The involution on $M^{\prime}$ is given by $\overline{b^{l_{1}}\gamma_{1}b^{l_{2}}\dots\gamma_{l_{k-1}}b^{l_{k}}}=b^{l_{k}}\bar{\gamma}_{k-1}b^{l_{k-1}}\dots\bar{\gamma}_{{1}}b^{l_{1}}$ . The definition of $\mathbb{H}$ implies that the irreducible representations of $\mathbb{H}$ are sub-representations of the tensor products

(b\otimes\alpha_{1}\otimes b)\otimes\dots\otimes(b\otimes\alpha_{K}\otimes b),K\in\mathbb{N},\alpha_{i}\in\operatorname{Irr}(\mathbb{G})

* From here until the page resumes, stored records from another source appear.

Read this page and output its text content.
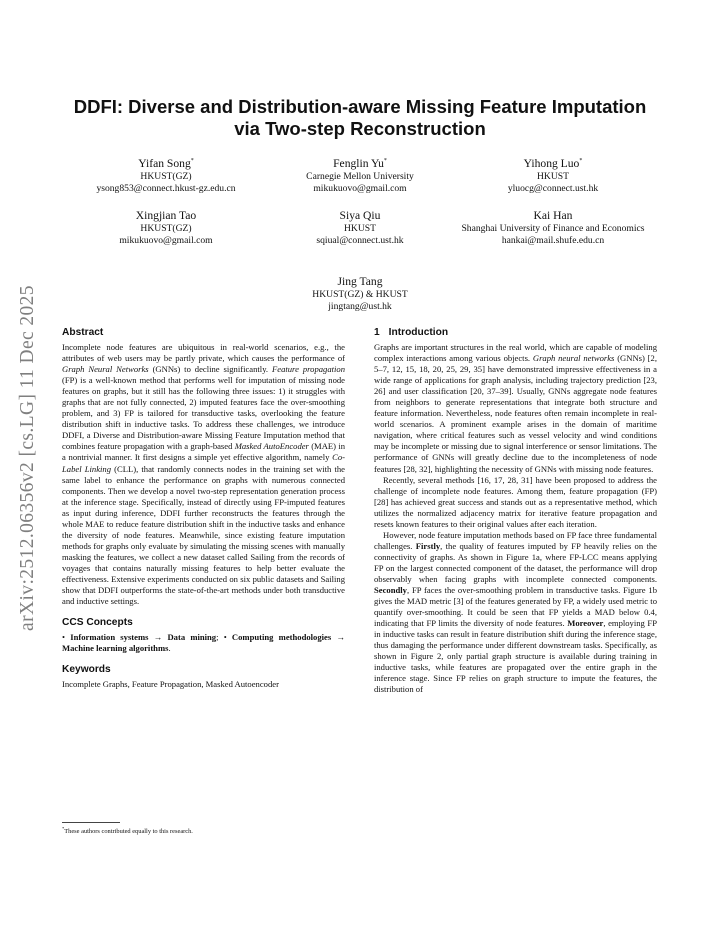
arXiv:2512.06356v2 [cs.LG] 11 Dec 2025
DDFI: Diverse and Distribution-aware Missing Feature Imputation via Two-step Reconstruction
Yifan Song*
HKUST(GZ)
ysong853@connect.hkust-gz.edu.cn
Fenglin Yu*
Carnegie Mellon University
mikukuovo@gmail.com
Yihong Luo*
HKUST
yluocg@connect.ust.hk
Xingjian Tao
HKUST(GZ)
mikukuovo@gmail.com
Siya Qiu
HKUST
sqiual@connect.ust.hk
Kai Han
Shanghai University of Finance and Economics
hankai@mail.shufe.edu.cn
Jing Tang
HKUST(GZ) & HKUST
jingtang@ust.hk
Abstract

Incomplete node features are ubiquitous in real-world scenarios, e.g., the attributes of web users may be partly private, which causes the performance of Graph Neural Networks (GNNs) to decline significantly. Feature propagation (FP) is a well-known method that performs well for imputation of missing node features on graphs, but it still has the following three issues: 1) it struggles with graphs that are not fully connected, 2) imputed features face the over-smoothing problem, and 3) FP is tailored for transductive tasks, overlooking the feature distribution shift in inductive tasks. To address these challenges, we introduce DDFI, a Diverse and Distribution-aware Missing Feature Imputation method that combines feature propagation with a graph-based Masked AutoEncoder (MAE) in a nontrivial manner. It first designs a simple yet effective algorithm, namely Co-Label Linking (CLL), that randomly connects nodes in the training set with the same label to enhance the performance on graphs with numerous connected components. Then we develop a novel two-step representation generation process at the inference stage. Specifically, instead of directly using FP-imputed features as input during inference, DDFI further reconstructs the features through the whole MAE to reduce feature distribution shift in the inductive tasks and enhance the diversity of node features. Meanwhile, since existing feature imputation methods for graphs only evaluate by simulating the missing scenes with manually masking the features, we collect a new dataset called Sailing from the records of voyages that contains naturally missing features to help better evaluate the effectiveness. Extensive experiments conducted on six public datasets and Sailing show that DDFI outperforms the state-of-the-art methods under both transductive and inductive settings.

CCS Concepts

• Information systems → Data mining; • Computing methodologies → Machine learning algorithms.

Keywords

Incomplete Graphs, Feature Propagation, Masked Autoencoder

*These authors contributed equally to this research.
1 Introduction

Graphs are important structures in the real world, which are capable of modeling complex interactions among various objects. Graph neural networks (GNNs) [2, 5–7, 12, 15, 18, 20, 25, 29, 35] have demonstrated impressive effectiveness in a wide range of applications for graph analysis, including trajectory prediction [23, 26] and user classification [20, 37–39]. Usually, GNNs aggregate node features from neighbors to generate representations that integrate both structure and feature information. Nevertheless, node features often remain incomplete in real-world scenarios. A prominent example arises in the domain of maritime navigation, where critical features such as vessel velocity and wind conditions may be incomplete or missing due to signal interference or sensor limitations. The performance of GNNs will greatly decline due to the incompleteness of node features [28, 32], highlighting the necessity of GNNs with missing node features.

Recently, several methods [16, 17, 28, 31] have been proposed to address the challenge of incomplete node features. Among them, feature propagation (FP) [28] has achieved great success and stands out as a representative method, which utilizes the normalized adjacency matrix for iterative feature propagation and resets known features to their original values after each iteration.

However, node feature imputation methods based on FP face three fundamental challenges. Firstly, the quality of features imputed by FP heavily relies on the connectivity of graphs. As shown in Figure 1a, where FP-LCC means applying FP on the largest connected component of the dataset, the performance will drop observably when facing graphs with incomplete connected components. Secondly, FP faces the over-smoothing problem in transductive tasks. Figure 1b gives the MAD metric [3] of the features generated by FP, a widely used metric to quantify over-smoothing. It could be seen that FP yields a MAD below 0.4, indicating that FP limits the diversity of node features. Moreover, employing FP in inductive tasks can result in feature distribution shift during the inference stage, thus damaging the performance under different downstream tasks. Specifically, as shown in Figure 2, only partial graph structure is available during training in inductive tasks, while features are propagated over the entire graph in the inference stage. Since FP relies on graph structure to impute the features, the distribution of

which decomposes as a direct sum of irreducible representations $b^{l_{1}}\gamma_{1}b^{l_{2}}\dots\gamma_{l_{k-1}}b^{l_{k}}\in M^{\prime}$ with

$\bullet$

$l_{1},l_{k}$ odd integers and $l_{i}\geq 2$ even integers for all $1<i<k$ ,
$\bullet$

For all $i$ , $\gamma_{i}\subset\alpha_{i_{1}}\otimes\dots\otimes\alpha_{i_{t}}$ for some $i_{1},\dots,i_{t}\in\{1,\dots,k\}$ ,
$\bullet$

$w=b^{2K}$ obtained in the case $1\subset\alpha_{1}\otimes\dots\otimes\alpha_{K}$ .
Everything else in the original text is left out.